Nonostante ciò, la compagnia aerea prevede un volume di traffico pressoché stabile su base annua nei mesi da novembre a marzo. La riduzione riguarda quindi l'obiettivo annuale e non, esplicitamente, il traffico invernale.
L'estate cresce, tariffe più basse nel 2° trimestre
Secondo quanto dichiarato da Ryanair, l'80 percento del carburante per l'esercizio 2027 è stato coperto a circa 67 dollari al barile. La compagnia prevede quindi un altro anno redditizio, ma un utile netto inferiore al record di 2.260 milioni di euro registrato nell'anno precedente.
Da aprile a ottobre il traffico dovrebbe crescere di oltre il 5 percento. Le previsioni di luglio indicano però tariffe leggermente inferiori nel 2° trimestre rispetto allo stesso periodo dell'anno precedente.
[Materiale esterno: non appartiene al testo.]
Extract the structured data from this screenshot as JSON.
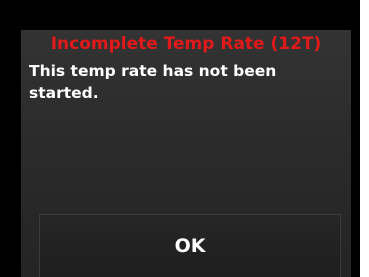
{
  "dialog": {
    "title": "Incomplete Temp Rate (12T)",
    "message": "This temp rate has not been started.",
    "ok_label": "OK"
  },
  "colors": {
    "title": "#e01a1a",
    "text": "#ffffff",
    "background": "#2b2b2b",
    "bezel": "#000000"
  }
}
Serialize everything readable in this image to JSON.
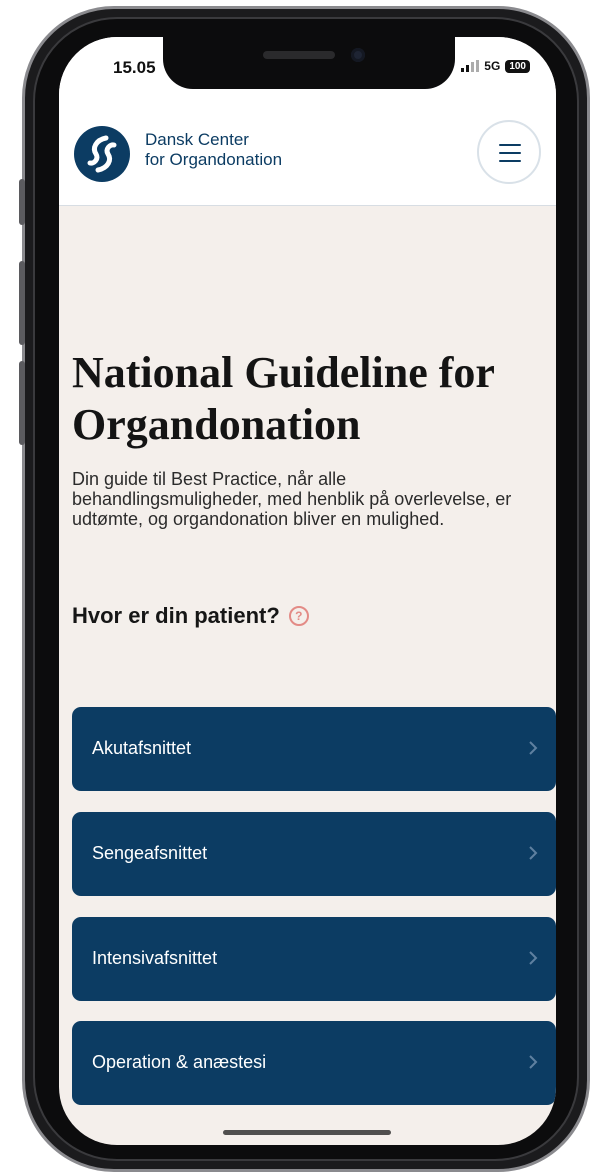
{
  "status_bar": {
    "time": "15.05",
    "network": "5G",
    "battery": "100"
  },
  "header": {
    "logo_line1": "Dansk Center",
    "logo_line2": "for Organdonation",
    "logo_icon": "dcfo-logo-icon",
    "menu_icon": "hamburger-menu-icon"
  },
  "main": {
    "title": "National Guideline for Organdonation",
    "subtitle": "Din guide til Best Practice, når alle behandlingsmuligheder, med henblik på overlevelse, er udtømte, og organdonation bliver en mulighed.",
    "question": "Hvor er din patient?",
    "help_icon": "help-circle-icon",
    "options": [
      {
        "label": "Akutafsnittet"
      },
      {
        "label": "Sengeafsnittet"
      },
      {
        "label": "Intensivafsnittet"
      },
      {
        "label": "Operation & anæstesi"
      }
    ]
  },
  "colors": {
    "brand_navy": "#0c3c63",
    "page_background": "#f4efeb",
    "help_accent": "#e38b86"
  }
}
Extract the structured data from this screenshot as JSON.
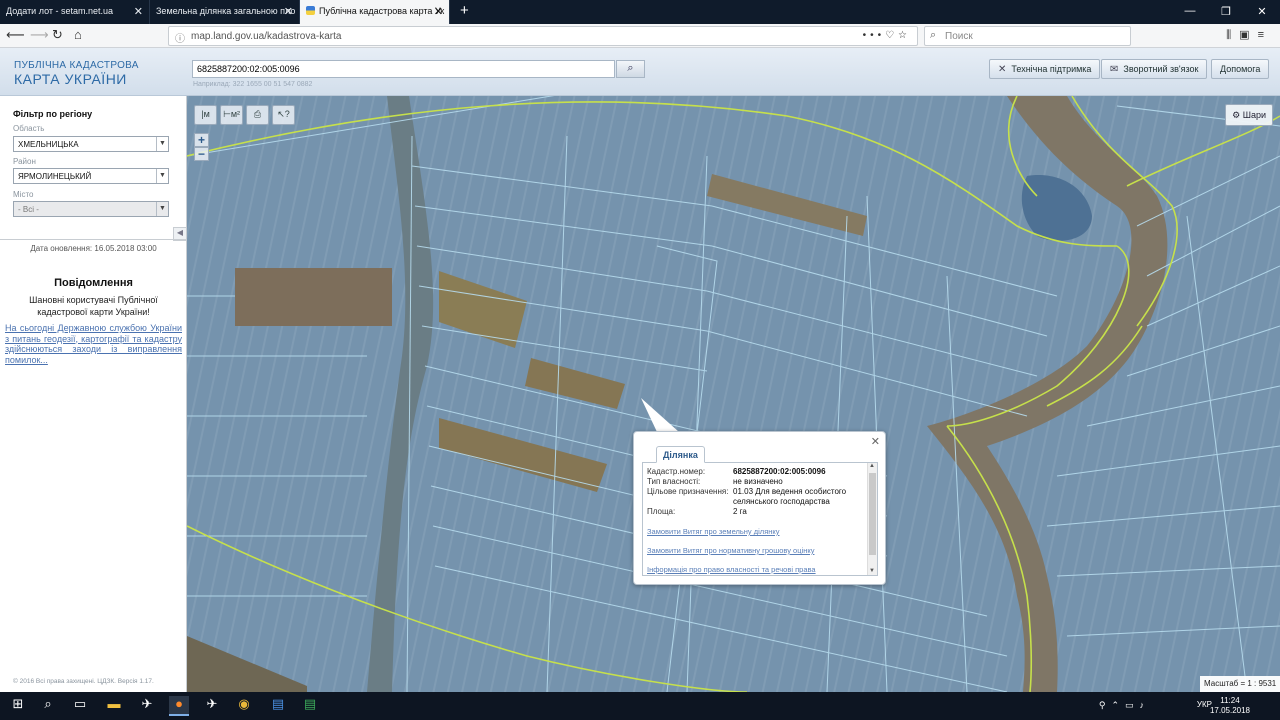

Ad agosto Ryanair ha trasportato 22,2 milioni di passeggeri, il 2 percento in più rispetto ad agosto dell'anno precedente. Il coefficiente di riempimento è stato del 96 percento.
Ryanair prevede prezzi più alti sui voli brevi
Secondo Ryanair, se il petrolio resterà caro fino alla 2° metà del 2027, i prezzi dei voli brevi europei potrebbero aumentare sensibilmente. La compagnia lo attribuisce ai concorrenti, le cui coperture sul carburante sono meno solide.
Questi concorrenti potrebbero avere difficoltà a mantenere le proprie capacità nella prossima stagione invernale o addirittura a sopravvivere.